Matt Cutts recently spoke with Rand Fishkin of SEOmoz and made a few interesting statements that elicited some interesting forum response.
First, WebmasterWorld members were particularly interested in this statement:
we did do a full PageRank update several weeks ago - there's less PageRank flowing around in some areas (e.g. search and SEO). Vanessa Fox's site dropped by one as well, and for her as well, it's just a case where less PageRank is flowing in some niches of the net. PageRank doesn't always monotonically increase.
The forum member asks if Google is being selective in key vertical markets.
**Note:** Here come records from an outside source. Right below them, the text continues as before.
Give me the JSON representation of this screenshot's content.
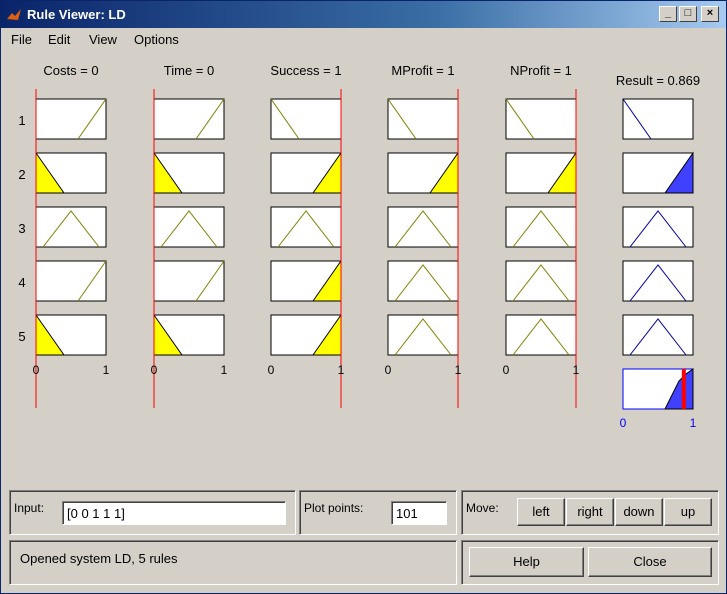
{
  "window": {
    "title": "Rule Viewer: LD"
  },
  "menu": [
    "File",
    "Edit",
    "View",
    "Options"
  ],
  "inputs": [
    {
      "label": "Costs = 0"
    },
    {
      "label": "Time = 0"
    },
    {
      "label": "Success = 1"
    },
    {
      "label": "MProfit = 1"
    },
    {
      "label": "NProfit = 1"
    }
  ],
  "output": {
    "label": "Result = 0.869",
    "value": 0.869
  },
  "rule_numbers": [
    "1",
    "2",
    "3",
    "4",
    "5"
  ],
  "axis_ticks": {
    "min": "0",
    "max": "1"
  },
  "controls": {
    "input_label": "Input:",
    "input_value": "[0 0 1 1 1]",
    "plot_points_label": "Plot points:",
    "plot_points_value": "101",
    "move_label": "Move:",
    "move_buttons": [
      "left",
      "right",
      "down",
      "up"
    ],
    "status": "Opened system LD, 5 rules",
    "help_label": "Help",
    "close_label": "Close"
  },
  "colors": {
    "input_fill": "#ffff00",
    "output_fill": "#4040ff",
    "mf_line_input": "#808000",
    "mf_line_output": "#0000a0",
    "marker": "#ff0000"
  }
}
Well, this is news. At first, we were all concerned about the attack on paid links since Google is clearly declaring war on paid links. The suspicion that more popular niches get negatively affected is a whole new ballgame.
So this could be related to a "balance of popularity" as one member puts it.
If some areas gain in overall link share, or entirely new segments are introduced (with some hype) they will be calculated into or even become (or come closer to be considered ) the new scale, the new meaning of PR 1, 5, 10.
Which means all the people who were saying that PageRank 4 is the new PageRank 5 were right.
To say "page A shouldn't rank at this position because it has paid links" commits the logical fallacy that it's the paid links that cause page A to rank, as opposed to the other links to page A.
In other words, just because a site is buying links does not mean that it shouldn't rank well.
The discussion goes on to suggest that those who sell links are the only ones who will really be penalized from this, but not those who buy links. As another member puts it, Google is so dependent on backlinks that this is a "fear" tactic to prevent this.